The remaining 3 nights we were free to dine on our own, to experience the main dining room or to return to one of the restaurants if we chose. Wanting to experience the classic cruise dining, we ventured into the main dining rooms where we were seated along the windows, looking out on the ship’s wake as we made our way from Belize to Honduras to Costa Maya, Mexico.
While a very different experience than the specialty restaurants, the main dining room was no less impressive. Every night there is a new menu with interesting dishes and specials for any taste. And no special request is ignored. The last night, still stuffed from 6 consecutive days of eating, I chose to order two appetizers instead of an entree, thinking a light dinner would be perfect for my bulging tummy. Little did I know that Andrew, our server, put a special request into the kitchens and returned with an entree-sized platter of crab cakes. He obviously thought that a single crab cake for dinner would leave me completely famished (did I mention that it is impossible to go hungry on this ship, even by choice?) Needless to say I appreciated the sincere thought.
This miso soup was from Bonsai Sushi (the 4th specialty restaurant on the ship) where we also ordered two amazing sushi boats (literally, wooden boats filled with delicious and unique sushi).
One observation: they definitely like interactive presentations on this ship. No fewer than six dishes over the course of the cruise were ‘poured’ right in front on me, including this miso soup as well as a cold cherry soup, grand marnier sauce over an orange souffle, and TWO soups at once (a red and yellow tomato soup) during the Chef’s Table dinner. My attempts at action shots were mostly futile, however.
Brunch was only an option on the two sea days, and the dining rooms overflowed with late sleepers and early risers ready for a second breakfast.
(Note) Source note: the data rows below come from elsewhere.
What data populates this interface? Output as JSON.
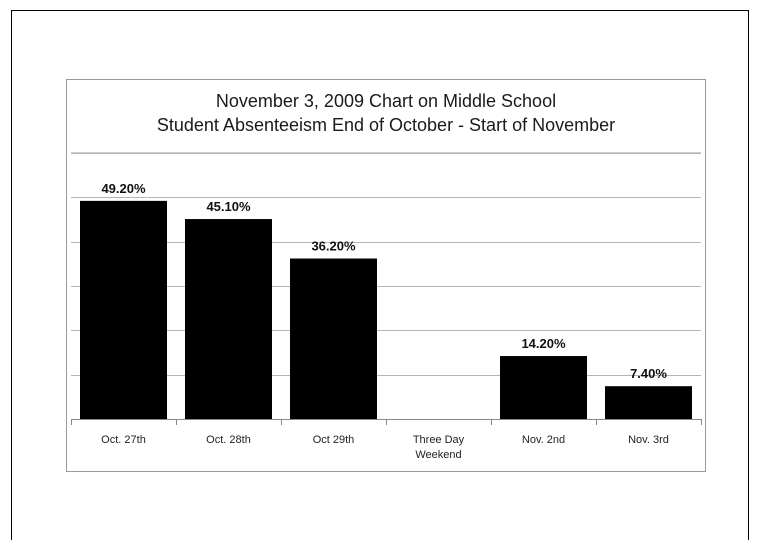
{
  "chart_data": {
    "type": "bar",
    "title": "November 3, 2009 Chart on Middle School",
    "subtitle": "Student Absenteeism End of October - Start of November",
    "categories": [
      [
        "Oct. 27th"
      ],
      [
        "Oct. 28th"
      ],
      [
        "Oct 29th"
      ],
      [
        "Three Day",
        "Weekend"
      ],
      [
        "Nov. 2nd"
      ],
      [
        "Nov. 3rd"
      ]
    ],
    "values": [
      49.2,
      45.1,
      36.2,
      null,
      14.2,
      7.4
    ],
    "data_labels": [
      "49.20%",
      "45.10%",
      "36.20%",
      "",
      "14.20%",
      "7.40%"
    ],
    "ylim": [
      0,
      60
    ],
    "y_gridlines": [
      10,
      20,
      30,
      40,
      50,
      60
    ],
    "xlabel": "",
    "ylabel": "",
    "grid": true,
    "legend": "none",
    "bar_color": "#000000"
  }
}
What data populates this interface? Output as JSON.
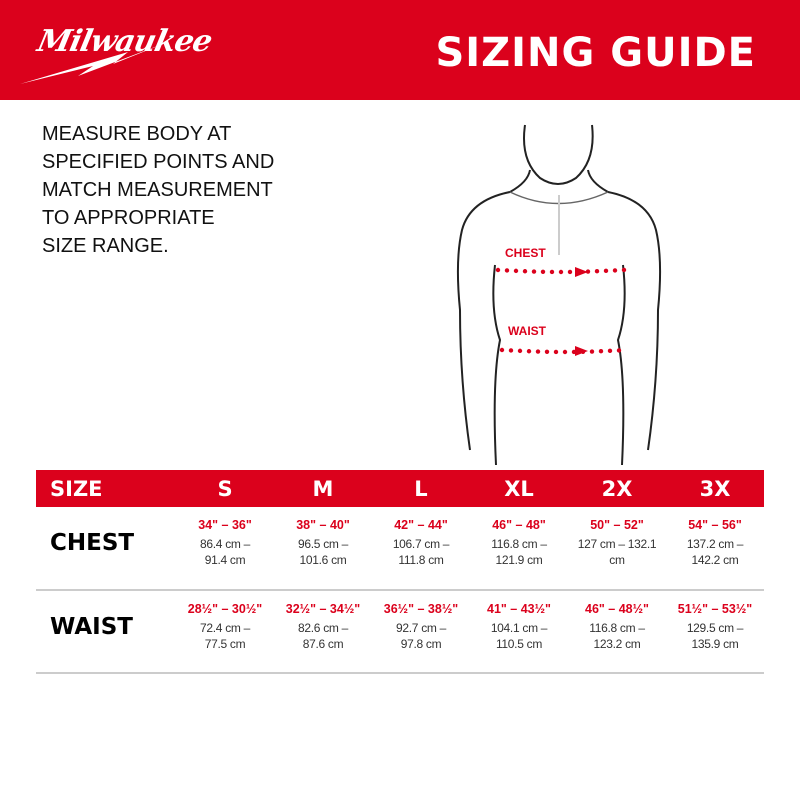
{
  "header": {
    "logo": "Milwaukee",
    "title": "SIZING GUIDE",
    "brand_color": "#db011c"
  },
  "intro": {
    "lines": [
      "MEASURE BODY AT",
      "SPECIFIED POINTS AND",
      "MATCH MEASUREMENT",
      "TO APPROPRIATE",
      "SIZE RANGE."
    ]
  },
  "figure": {
    "chest_label": "CHEST",
    "waist_label": "WAIST"
  },
  "table": {
    "headers": [
      "SIZE",
      "S",
      "M",
      "L",
      "XL",
      "2X",
      "3X"
    ],
    "rows": [
      {
        "label": "CHEST",
        "cells": [
          {
            "in": "34\" – 36\"",
            "cm1": "86.4 cm –",
            "cm2": "91.4 cm"
          },
          {
            "in": "38\" – 40\"",
            "cm1": "96.5 cm –",
            "cm2": "101.6 cm"
          },
          {
            "in": "42\" – 44\"",
            "cm1": "106.7 cm –",
            "cm2": "111.8 cm"
          },
          {
            "in": "46\" – 48\"",
            "cm1": "116.8 cm –",
            "cm2": "121.9 cm"
          },
          {
            "in": "50\" – 52\"",
            "cm1": "127 cm –  132.1",
            "cm2": "cm"
          },
          {
            "in": "54\" – 56\"",
            "cm1": "137.2 cm –",
            "cm2": "142.2 cm"
          }
        ]
      },
      {
        "label": "WAIST",
        "cells": [
          {
            "in": "28½\" – 30½\"",
            "cm1": "72.4 cm –",
            "cm2": "77.5 cm"
          },
          {
            "in": "32½\" – 34½\"",
            "cm1": "82.6 cm –",
            "cm2": "87.6 cm"
          },
          {
            "in": "36½\" – 38½\"",
            "cm1": "92.7 cm –",
            "cm2": "97.8 cm"
          },
          {
            "in": "41\" – 43½\"",
            "cm1": "104.1 cm –",
            "cm2": "110.5 cm"
          },
          {
            "in": "46\" – 48½\"",
            "cm1": "116.8 cm –",
            "cm2": "123.2 cm"
          },
          {
            "in": "51½\" – 53½\"",
            "cm1": "129.5 cm –",
            "cm2": "135.9 cm"
          }
        ]
      }
    ]
  }
}
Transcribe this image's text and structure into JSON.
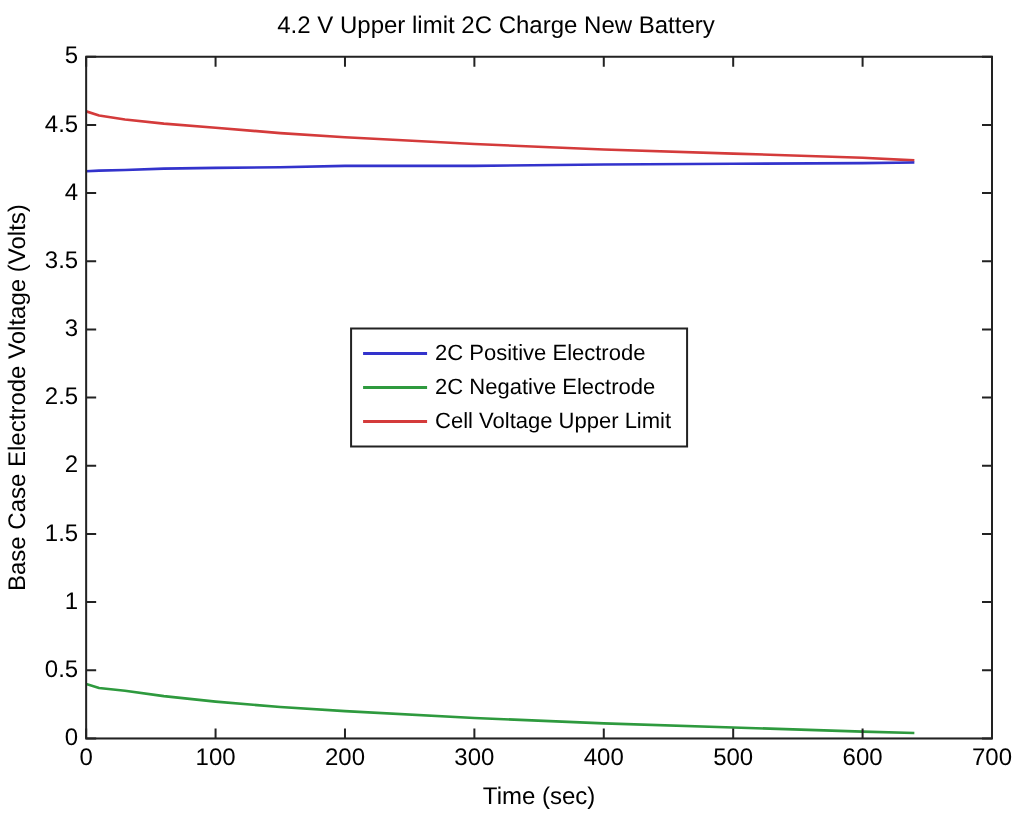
{
  "chart_data": {
    "type": "line",
    "title": "4.2 V Upper limit 2C Charge New Battery",
    "xlabel": "Time (sec)",
    "ylabel": "Base Case Electrode Voltage (Volts)",
    "x": [
      0,
      10,
      30,
      60,
      100,
      150,
      200,
      300,
      400,
      500,
      600,
      640
    ],
    "series": [
      {
        "name": "2C Positive Electrode",
        "color": "#3333cc",
        "values": [
          4.16,
          4.165,
          4.17,
          4.18,
          4.185,
          4.19,
          4.2,
          4.2,
          4.21,
          4.215,
          4.22,
          4.225
        ]
      },
      {
        "name": "2C Negative Electrode",
        "color": "#2e9a3e",
        "values": [
          0.4,
          0.37,
          0.35,
          0.31,
          0.27,
          0.23,
          0.2,
          0.15,
          0.11,
          0.08,
          0.05,
          0.04
        ]
      },
      {
        "name": "Cell Voltage Upper Limit",
        "color": "#d43b3b",
        "values": [
          4.6,
          4.57,
          4.54,
          4.51,
          4.48,
          4.44,
          4.41,
          4.36,
          4.32,
          4.29,
          4.26,
          4.24
        ]
      }
    ],
    "xlim": [
      0,
      700
    ],
    "xticks": [
      0,
      100,
      200,
      300,
      400,
      500,
      600,
      700
    ],
    "ylim": [
      0,
      5
    ],
    "yticks": [
      0,
      0.5,
      1,
      1.5,
      2,
      2.5,
      3,
      3.5,
      4,
      4.5,
      5
    ],
    "grid": false,
    "legend": "center",
    "marker": "none",
    "line_style": "solid"
  }
}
The first sea day I ordered the most beautifully plated bagel and lox I’ve ever seen (and I swear I made my server nervous by ONLY ordering this ‘starter’ without an accompanying main course and/or dessert TOO).
The last day I ventured to the fun part of the menu, ordering the fruit loops french toast. How can you not smile at this? Sure, it was probably intended for 5 year olds, but that doesn’t mean I can’t enjoy it. And enjoy I did.
Although this post is technically focused on the food, Taylor would not let me publish it without mentioning the waterslides. I swear, he’s secretly a 12-year-old.
I lost track of how many times he rode these things, surely more than any other kid on the entire boat. We’d return from ports early and while I’d relax in the room (and by ‘relax’ I mean I’d try to read but end up totally zonked out with my book on the floor), he’d don his swim shorts and ride the slides over and over and over again (no lines, obviously, because everyone else was still on shore).
I can’t even begin to describe the entire experience in a single post. I’ve touched on the highlights of what we ate and experienced here, but as far as what we drank, well, that deserves its own post entirely. You’ll just have to stay tuned for that post, coming soon (hint: there might be fire involved).
What. A. Trip. Definitely one I will remember for a long time. It was my first cruise, but I can definitively say it will not be my last.
Disclosure: Thank you to Carnival® for inviting us on this amazing cruise. As always, all opinions written are purely our own. We’re incredibly grateful for opportunities like these that allow us to continue sharing delicious experiences with you, so thank you for supporting us and the brands we love.